Cimitero di Longarone

Added on by Timothy Brown.

In spite of the years I spent living in Italy and hunting up significant buildings, I still occasionally stumble upon work of astounding beauty or power that is completely new to me. While in Venezia this past July, my friend Adolfo Zanetti took me up to see the Giovanni Michelucci church in Longarone, built to commemorate the Vajont disaster (nice church but nowhere near as unsettling as the Chiesa della Autostrada near Firenze). And then we went to see the town cemetery, a project Adolfo knew of (he studied with Tentori) but hadn't ever visited. So I didn't get much of a run-up as we approached. Generally worn out from the IUAV workshop and already looking forward to dinner at Adolfo's parents, I wasn't particularly alert as we wandered in. But what followed was a kind of rapid on-set euphoric experience as I quickly came alert.

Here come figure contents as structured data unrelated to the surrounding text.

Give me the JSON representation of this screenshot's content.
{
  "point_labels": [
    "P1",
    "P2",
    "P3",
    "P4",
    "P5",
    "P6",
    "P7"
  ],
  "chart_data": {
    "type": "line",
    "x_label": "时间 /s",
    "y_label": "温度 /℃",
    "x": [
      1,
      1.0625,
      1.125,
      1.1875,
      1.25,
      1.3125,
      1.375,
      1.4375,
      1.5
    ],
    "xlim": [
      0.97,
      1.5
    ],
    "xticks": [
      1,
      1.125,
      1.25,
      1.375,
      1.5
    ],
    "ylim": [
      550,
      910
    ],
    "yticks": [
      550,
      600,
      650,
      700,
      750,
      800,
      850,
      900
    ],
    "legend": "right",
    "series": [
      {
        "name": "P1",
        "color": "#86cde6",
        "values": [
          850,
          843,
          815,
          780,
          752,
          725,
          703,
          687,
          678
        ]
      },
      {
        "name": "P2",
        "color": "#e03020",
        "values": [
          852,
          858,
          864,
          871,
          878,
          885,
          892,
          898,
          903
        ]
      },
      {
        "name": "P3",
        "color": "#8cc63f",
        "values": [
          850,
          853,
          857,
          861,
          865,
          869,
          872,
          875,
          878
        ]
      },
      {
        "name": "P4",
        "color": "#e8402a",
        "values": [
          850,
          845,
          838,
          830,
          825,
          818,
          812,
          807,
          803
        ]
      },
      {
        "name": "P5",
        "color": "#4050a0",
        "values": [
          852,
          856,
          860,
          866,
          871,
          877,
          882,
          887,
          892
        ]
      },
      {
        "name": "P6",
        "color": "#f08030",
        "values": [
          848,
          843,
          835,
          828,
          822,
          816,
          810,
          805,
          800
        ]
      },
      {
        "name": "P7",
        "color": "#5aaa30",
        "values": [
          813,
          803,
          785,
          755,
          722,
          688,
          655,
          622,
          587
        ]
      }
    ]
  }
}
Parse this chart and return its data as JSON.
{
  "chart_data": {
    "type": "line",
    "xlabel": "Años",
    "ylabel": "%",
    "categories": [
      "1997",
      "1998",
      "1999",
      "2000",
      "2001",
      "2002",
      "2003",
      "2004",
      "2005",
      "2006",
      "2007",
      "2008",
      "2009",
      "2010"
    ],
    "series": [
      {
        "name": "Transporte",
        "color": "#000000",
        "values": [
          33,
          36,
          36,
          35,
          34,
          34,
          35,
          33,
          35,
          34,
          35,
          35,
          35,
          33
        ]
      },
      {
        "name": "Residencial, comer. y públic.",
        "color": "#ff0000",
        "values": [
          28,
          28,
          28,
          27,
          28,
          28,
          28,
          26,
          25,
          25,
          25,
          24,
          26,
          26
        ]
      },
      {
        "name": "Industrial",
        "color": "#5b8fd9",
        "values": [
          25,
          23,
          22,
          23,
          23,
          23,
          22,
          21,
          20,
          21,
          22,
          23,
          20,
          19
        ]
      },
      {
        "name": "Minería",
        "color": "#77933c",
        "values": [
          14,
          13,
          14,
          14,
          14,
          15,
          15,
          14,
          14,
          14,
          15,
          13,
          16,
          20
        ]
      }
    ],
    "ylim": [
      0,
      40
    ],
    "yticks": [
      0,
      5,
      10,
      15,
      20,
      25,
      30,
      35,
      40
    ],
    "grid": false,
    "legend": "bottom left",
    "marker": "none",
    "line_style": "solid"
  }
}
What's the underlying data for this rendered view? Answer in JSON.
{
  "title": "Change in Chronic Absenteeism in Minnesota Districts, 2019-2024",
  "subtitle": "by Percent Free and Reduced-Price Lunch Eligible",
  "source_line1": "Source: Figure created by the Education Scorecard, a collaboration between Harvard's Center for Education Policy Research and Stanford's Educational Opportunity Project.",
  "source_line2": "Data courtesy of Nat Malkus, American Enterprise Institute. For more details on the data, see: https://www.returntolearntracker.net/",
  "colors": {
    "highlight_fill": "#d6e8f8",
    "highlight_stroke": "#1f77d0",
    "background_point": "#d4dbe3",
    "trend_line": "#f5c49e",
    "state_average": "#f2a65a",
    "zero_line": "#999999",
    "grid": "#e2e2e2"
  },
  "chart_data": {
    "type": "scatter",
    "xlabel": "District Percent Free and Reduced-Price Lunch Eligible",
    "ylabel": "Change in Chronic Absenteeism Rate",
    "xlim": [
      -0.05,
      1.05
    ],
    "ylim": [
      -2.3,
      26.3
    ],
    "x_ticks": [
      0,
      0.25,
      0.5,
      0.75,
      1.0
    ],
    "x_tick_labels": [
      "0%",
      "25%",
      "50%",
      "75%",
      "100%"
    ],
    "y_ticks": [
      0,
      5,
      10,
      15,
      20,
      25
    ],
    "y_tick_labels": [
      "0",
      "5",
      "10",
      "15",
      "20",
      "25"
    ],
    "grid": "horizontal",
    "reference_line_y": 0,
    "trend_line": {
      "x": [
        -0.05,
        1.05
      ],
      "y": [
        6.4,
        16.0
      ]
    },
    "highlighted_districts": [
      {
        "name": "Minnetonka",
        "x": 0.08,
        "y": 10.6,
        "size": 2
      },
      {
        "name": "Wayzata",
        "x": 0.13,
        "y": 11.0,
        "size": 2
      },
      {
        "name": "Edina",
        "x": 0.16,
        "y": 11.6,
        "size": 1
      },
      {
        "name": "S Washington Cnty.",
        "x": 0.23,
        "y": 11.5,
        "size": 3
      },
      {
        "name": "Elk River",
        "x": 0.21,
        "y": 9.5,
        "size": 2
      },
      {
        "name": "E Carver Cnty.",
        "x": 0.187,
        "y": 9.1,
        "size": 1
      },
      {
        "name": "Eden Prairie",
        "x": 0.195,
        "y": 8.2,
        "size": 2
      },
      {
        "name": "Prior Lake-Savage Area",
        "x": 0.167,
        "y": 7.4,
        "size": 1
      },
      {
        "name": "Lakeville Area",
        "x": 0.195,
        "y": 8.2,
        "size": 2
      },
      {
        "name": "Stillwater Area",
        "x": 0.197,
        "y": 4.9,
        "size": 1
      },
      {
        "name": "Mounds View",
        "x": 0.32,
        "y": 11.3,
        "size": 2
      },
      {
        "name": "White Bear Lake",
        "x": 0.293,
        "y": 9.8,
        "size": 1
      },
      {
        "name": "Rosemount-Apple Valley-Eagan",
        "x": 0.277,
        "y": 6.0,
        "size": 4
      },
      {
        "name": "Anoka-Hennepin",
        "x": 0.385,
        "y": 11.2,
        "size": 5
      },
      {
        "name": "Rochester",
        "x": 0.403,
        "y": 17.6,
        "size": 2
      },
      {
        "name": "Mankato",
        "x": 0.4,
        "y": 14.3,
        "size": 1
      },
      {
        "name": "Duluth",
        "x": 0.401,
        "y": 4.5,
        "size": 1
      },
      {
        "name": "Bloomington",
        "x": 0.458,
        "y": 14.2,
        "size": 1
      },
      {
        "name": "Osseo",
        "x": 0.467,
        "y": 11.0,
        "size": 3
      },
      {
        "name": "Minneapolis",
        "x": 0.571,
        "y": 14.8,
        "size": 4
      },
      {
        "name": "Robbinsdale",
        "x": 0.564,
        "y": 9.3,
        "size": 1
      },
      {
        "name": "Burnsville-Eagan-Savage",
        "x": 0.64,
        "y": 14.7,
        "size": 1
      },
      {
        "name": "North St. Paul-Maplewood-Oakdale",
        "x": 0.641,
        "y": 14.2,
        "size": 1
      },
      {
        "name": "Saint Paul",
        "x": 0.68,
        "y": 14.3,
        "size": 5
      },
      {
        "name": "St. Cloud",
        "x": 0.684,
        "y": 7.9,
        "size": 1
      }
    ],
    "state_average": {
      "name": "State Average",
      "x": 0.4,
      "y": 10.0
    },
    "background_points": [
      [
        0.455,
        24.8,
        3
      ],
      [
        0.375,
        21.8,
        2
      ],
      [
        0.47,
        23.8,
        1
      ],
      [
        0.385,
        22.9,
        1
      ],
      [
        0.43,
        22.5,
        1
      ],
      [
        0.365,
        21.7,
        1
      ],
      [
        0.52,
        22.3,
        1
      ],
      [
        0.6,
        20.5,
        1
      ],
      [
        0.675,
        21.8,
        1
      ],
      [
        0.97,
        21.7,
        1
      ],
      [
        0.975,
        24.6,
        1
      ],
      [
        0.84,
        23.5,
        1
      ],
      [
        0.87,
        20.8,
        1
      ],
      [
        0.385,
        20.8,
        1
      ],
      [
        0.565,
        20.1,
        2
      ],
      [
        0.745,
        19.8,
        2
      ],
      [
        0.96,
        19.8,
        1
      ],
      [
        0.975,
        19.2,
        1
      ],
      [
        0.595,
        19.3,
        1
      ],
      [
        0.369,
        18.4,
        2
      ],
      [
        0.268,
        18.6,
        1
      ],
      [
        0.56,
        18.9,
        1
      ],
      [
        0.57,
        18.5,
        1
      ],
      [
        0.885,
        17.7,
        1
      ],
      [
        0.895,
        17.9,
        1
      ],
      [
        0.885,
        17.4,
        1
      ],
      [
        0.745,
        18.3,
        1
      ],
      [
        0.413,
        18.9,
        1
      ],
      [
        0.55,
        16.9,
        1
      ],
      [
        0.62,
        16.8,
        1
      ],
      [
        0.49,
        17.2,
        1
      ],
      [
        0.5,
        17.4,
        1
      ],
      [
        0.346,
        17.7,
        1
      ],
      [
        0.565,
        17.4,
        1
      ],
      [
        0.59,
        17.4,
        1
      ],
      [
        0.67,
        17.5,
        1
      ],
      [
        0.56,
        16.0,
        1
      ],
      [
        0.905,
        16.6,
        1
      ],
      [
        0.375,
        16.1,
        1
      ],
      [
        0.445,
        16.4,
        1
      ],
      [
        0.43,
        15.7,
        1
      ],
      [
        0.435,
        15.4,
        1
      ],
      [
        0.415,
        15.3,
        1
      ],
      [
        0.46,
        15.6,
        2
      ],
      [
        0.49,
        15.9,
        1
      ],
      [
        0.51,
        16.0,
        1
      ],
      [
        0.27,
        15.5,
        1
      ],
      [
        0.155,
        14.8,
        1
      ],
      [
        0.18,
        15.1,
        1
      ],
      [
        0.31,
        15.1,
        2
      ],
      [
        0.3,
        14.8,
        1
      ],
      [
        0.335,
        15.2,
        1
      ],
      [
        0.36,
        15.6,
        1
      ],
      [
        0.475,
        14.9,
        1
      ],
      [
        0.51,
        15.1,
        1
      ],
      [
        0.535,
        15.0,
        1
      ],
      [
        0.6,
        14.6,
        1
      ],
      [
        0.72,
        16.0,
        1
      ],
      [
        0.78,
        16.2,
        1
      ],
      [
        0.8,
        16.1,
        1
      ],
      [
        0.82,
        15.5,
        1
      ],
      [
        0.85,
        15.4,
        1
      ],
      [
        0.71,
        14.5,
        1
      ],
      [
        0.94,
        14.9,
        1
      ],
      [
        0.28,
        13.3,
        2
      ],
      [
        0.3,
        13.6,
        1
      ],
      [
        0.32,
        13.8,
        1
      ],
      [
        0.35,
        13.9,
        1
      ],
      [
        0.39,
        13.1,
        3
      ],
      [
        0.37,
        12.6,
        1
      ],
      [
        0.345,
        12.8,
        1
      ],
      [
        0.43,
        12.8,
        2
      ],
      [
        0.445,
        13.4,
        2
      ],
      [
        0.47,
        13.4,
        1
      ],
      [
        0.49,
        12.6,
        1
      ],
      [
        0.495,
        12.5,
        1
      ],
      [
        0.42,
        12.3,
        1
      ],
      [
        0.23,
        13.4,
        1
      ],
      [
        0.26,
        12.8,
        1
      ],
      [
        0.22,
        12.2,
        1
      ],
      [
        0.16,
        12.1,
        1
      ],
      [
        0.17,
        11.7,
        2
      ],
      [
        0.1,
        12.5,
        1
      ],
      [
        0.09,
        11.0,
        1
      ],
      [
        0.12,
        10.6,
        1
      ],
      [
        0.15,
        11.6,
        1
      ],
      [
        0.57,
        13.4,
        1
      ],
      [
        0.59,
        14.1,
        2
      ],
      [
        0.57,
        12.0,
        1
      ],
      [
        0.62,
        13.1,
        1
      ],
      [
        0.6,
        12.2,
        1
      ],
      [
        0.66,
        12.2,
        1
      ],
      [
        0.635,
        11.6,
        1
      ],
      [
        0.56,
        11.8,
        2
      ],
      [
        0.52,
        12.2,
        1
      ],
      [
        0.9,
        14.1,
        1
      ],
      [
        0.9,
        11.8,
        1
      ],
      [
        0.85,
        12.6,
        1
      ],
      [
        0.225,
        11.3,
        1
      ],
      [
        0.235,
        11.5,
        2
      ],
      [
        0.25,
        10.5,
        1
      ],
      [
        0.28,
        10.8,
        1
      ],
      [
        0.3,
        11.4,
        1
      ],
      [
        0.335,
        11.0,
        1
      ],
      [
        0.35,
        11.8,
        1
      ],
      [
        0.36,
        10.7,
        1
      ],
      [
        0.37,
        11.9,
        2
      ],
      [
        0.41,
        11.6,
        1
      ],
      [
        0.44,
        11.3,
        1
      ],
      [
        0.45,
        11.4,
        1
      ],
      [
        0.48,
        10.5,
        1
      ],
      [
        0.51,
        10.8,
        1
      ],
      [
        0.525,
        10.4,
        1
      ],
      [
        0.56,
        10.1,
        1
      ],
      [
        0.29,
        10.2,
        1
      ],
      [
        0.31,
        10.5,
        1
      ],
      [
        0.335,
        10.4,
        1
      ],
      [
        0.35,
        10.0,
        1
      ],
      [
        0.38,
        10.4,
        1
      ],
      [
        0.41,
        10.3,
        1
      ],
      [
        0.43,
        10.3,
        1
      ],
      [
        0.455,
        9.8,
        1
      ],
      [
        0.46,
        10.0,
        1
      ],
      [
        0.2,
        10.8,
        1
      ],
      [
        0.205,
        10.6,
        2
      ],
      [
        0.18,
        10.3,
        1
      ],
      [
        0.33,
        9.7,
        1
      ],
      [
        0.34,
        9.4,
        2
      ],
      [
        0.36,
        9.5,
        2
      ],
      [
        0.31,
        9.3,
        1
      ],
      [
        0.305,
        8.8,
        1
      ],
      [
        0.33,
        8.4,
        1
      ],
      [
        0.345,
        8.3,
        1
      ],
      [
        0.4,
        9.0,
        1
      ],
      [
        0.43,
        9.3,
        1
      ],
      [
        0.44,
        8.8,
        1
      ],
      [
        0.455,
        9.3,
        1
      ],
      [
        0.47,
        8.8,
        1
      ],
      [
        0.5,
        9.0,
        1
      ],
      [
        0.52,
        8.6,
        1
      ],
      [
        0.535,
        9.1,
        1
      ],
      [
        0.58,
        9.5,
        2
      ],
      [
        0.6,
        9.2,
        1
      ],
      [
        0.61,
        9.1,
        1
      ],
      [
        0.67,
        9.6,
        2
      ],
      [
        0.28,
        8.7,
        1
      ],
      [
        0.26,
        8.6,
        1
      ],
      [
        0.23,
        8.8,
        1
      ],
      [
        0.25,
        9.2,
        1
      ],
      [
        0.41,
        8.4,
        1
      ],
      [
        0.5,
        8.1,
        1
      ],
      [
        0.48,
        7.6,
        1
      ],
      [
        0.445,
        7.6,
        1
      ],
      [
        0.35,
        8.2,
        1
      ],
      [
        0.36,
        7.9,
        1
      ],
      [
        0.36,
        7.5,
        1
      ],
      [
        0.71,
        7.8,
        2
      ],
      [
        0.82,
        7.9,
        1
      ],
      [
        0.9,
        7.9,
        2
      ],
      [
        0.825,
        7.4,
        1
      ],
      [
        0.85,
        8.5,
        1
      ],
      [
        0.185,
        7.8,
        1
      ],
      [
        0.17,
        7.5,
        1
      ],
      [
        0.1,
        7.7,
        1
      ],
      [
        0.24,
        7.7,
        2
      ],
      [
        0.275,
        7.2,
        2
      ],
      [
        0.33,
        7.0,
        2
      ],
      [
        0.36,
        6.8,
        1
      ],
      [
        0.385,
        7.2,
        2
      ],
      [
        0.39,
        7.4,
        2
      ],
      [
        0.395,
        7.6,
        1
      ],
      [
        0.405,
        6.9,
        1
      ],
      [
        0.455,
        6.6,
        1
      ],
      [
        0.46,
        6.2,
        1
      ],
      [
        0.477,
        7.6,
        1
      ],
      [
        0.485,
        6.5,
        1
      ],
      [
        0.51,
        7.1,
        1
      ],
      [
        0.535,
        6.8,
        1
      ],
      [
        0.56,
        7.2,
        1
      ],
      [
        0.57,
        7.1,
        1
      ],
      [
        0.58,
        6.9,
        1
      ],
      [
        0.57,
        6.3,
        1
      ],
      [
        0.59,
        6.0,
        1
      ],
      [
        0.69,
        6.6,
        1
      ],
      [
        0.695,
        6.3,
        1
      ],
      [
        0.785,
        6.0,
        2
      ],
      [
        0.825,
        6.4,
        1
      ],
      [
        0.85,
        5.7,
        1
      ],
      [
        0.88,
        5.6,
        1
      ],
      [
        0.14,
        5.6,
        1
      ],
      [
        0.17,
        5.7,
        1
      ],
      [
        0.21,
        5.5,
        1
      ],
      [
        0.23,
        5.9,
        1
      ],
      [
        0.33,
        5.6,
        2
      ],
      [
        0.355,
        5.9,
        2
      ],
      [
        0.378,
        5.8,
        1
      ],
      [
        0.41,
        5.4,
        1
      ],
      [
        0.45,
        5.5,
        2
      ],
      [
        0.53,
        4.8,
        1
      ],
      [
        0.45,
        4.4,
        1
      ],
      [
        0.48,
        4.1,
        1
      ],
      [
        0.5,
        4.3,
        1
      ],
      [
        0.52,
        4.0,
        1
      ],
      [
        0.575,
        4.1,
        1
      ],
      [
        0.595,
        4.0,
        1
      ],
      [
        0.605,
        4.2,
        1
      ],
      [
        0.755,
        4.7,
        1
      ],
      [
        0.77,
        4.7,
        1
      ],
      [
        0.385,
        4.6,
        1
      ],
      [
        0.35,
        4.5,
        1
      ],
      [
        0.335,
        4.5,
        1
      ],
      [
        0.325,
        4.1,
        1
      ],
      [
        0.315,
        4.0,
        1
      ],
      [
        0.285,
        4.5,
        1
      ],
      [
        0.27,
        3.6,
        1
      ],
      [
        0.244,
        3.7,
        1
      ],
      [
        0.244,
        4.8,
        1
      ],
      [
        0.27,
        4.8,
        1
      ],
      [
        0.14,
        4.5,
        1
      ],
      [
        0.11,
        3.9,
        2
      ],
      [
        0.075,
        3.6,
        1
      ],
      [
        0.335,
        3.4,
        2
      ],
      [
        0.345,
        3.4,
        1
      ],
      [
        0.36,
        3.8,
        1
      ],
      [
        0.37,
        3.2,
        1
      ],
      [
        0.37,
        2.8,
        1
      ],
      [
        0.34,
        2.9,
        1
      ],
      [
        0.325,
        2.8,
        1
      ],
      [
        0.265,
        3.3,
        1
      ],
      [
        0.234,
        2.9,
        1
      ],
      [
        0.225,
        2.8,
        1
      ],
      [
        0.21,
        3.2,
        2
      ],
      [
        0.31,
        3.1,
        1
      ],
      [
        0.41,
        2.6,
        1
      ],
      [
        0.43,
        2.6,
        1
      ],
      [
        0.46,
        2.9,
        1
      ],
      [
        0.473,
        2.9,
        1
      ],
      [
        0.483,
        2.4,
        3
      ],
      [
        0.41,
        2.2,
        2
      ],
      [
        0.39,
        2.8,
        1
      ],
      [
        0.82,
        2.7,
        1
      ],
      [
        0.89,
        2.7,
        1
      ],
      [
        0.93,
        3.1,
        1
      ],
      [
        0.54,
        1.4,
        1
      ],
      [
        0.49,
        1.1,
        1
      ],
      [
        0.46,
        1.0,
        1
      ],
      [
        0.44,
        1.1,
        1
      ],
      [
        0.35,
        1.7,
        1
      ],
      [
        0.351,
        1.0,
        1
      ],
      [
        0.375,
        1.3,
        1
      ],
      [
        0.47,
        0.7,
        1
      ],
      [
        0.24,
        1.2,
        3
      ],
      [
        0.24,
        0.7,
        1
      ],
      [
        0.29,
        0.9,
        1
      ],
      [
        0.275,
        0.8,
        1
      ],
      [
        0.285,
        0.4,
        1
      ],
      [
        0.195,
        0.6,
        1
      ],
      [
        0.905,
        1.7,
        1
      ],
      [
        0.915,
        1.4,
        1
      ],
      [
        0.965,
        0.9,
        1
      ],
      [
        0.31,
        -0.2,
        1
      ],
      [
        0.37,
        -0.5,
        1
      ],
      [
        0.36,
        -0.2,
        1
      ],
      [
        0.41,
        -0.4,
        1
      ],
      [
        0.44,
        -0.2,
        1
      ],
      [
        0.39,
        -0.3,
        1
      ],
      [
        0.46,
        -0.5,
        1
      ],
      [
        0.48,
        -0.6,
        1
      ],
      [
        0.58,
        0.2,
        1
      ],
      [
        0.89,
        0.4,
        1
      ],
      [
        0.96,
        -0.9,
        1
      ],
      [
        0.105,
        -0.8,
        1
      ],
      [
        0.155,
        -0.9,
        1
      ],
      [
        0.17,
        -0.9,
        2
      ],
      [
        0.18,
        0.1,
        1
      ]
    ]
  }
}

Designed by Gianni Avon, Francesco Tentori, and Marco Zanuso, the cimitero di Longarone was built between 1966 and 1972. It's one of the best works of the period I've seen in Italy, and can match about anything I've seen anywere.

I'm still at a loss to describe the experience coherently, but my impression was of a long sinuous crevice cut into the ground plane and running away from the entry gate on an slight angle against the slope's fall line. The cut is retained by a series of walls in rough local stone and wanders through a range of exquisitly proportioned spaces and rooms. At the top of the wall, which appears to be the natural grade, grasses and other plantings run riot covering the seam. Just back from the edge the grass is mown like a rich carpet.

The view sweeps out over the 100 meter long expanse across the valley and to the opposite mountains. At your back is the mountain. There's a chapel at the gate and a large above-ground mausoleum at the head, but the sense is that the project is scored into the earth. Not unlike Carme Pinos work at Igualada.

My first thought, overpowering in its force, was this is where I would like to be buried. Second thought was peccato, non si riesce. Third thought was forgot both the camera and sketchbook. Of all the work I saw this summer, this is the place that continues to haunt me. Most of the work I do, and all of the work I do with students, poses the same basic and simple question - is architecture a viable form of cultural expression today? In this place I think I could say the answer is more likely yes than no.